According to conventional theories, either a spark from a lightning bolt, interstellar dust, or an underwater volcano triggered the very first life on Earth. But these events alone were not enough to sustain life. Atmospheric nitrogen was also a key ingredient.
Early life forms may have been able to live without oxygen - which didn't appear in our atmosphere until the "great oxidation event" some 2.3 billion years ago - but they needed nitrogen to build genes essential to viruses, bacteria and all other organisms.
This ability, according to the results reported in the journal Nature, arose around 3.2 billion years ago - about a billion years earlier than previous estimates suggested. Though the most basic forms of life are thought to have existed even earlier than the 3.2 billion mark, the new findings push back scientists' understanding of when life became widespread.
"People always had the idea that the really ancient biosphere was just tenuously clinging on to this inhospitable planet, and it wasn't until the emergence of nitrogen fixation that suddenly the biosphere become large and robust and diverse," co-author Roger Buick, from the University of Washington, said in a news release. "Our work shows that there was no nitrogen crisis on the early Earth, and therefore it could have supported a fairly large and diverse biosphere."

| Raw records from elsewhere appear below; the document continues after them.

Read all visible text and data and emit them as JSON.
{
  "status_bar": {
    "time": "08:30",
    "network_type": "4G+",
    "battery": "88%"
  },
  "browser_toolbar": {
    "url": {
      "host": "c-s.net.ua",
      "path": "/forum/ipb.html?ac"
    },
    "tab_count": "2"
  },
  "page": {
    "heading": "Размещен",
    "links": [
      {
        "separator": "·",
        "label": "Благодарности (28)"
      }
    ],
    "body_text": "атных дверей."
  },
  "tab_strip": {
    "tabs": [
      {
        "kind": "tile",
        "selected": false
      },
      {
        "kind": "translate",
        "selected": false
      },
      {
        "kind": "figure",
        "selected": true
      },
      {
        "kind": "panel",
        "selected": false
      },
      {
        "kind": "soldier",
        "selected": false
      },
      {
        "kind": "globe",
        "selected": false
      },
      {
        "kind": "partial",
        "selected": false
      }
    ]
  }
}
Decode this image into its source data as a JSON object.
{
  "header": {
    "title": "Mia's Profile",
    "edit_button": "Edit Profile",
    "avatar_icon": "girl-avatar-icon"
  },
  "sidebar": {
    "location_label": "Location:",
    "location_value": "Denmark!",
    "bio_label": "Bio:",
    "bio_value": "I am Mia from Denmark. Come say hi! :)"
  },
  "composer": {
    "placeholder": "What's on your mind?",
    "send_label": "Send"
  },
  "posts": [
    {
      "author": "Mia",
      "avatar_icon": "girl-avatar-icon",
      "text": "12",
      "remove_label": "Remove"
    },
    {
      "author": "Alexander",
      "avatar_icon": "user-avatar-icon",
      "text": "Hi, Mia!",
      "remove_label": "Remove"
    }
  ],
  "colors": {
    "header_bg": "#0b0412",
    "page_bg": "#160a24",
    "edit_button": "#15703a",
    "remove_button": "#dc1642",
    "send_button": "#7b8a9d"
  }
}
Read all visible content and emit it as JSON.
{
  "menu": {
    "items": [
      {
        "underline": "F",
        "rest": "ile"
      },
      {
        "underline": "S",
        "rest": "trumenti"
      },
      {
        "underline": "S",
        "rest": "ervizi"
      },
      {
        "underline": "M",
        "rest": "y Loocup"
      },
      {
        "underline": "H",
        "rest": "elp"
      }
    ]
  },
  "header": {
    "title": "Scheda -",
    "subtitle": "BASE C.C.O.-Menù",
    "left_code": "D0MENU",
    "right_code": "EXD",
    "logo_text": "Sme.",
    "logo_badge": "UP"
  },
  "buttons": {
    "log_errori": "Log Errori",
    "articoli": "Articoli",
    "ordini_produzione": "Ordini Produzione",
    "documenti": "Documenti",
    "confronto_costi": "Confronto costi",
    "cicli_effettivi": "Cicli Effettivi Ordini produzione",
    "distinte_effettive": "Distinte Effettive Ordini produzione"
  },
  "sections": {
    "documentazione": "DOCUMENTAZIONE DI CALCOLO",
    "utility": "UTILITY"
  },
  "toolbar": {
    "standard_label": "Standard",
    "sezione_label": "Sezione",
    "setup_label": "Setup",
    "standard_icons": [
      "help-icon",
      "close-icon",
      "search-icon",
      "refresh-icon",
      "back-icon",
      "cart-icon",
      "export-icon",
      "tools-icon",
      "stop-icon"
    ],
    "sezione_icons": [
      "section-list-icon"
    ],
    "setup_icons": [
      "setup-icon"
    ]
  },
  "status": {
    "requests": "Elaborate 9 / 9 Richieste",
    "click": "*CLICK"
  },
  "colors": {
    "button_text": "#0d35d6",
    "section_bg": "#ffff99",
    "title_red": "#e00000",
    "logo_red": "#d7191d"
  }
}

The new timescale is based on an analysis of some of Earth's oldest and best-preserved rocks in South Africa and northwestern Australia, dating back between 2.75 and 3.2 billion years ago. The researchers found that these 52 sedimentary samples contain chemical signatures of nitrogen fixation by microbes, which entails breaking the strong nitrogen triple bond and converting it into a usable form.
Non-biological processes such as a lightning strike or subsea volcanic eruption may have converted bonded atmospheric nitrogen in small amounts, but not enough to sustain large populations of living cells. The ancient rocks indicate that after such events, life was capable of pulling nitrogen out of the air as far back as 3.2 billion years ago and creting widespread life.
"Imagining that this really complicated process is so old, and has operated in the same way for 3.2 billion years, I think is fascinating," added lead author Eva Stüeken. "It suggests that these really complicated enzymes apparently formed really early, so maybe it's not so difficult for these enzymes to evolve."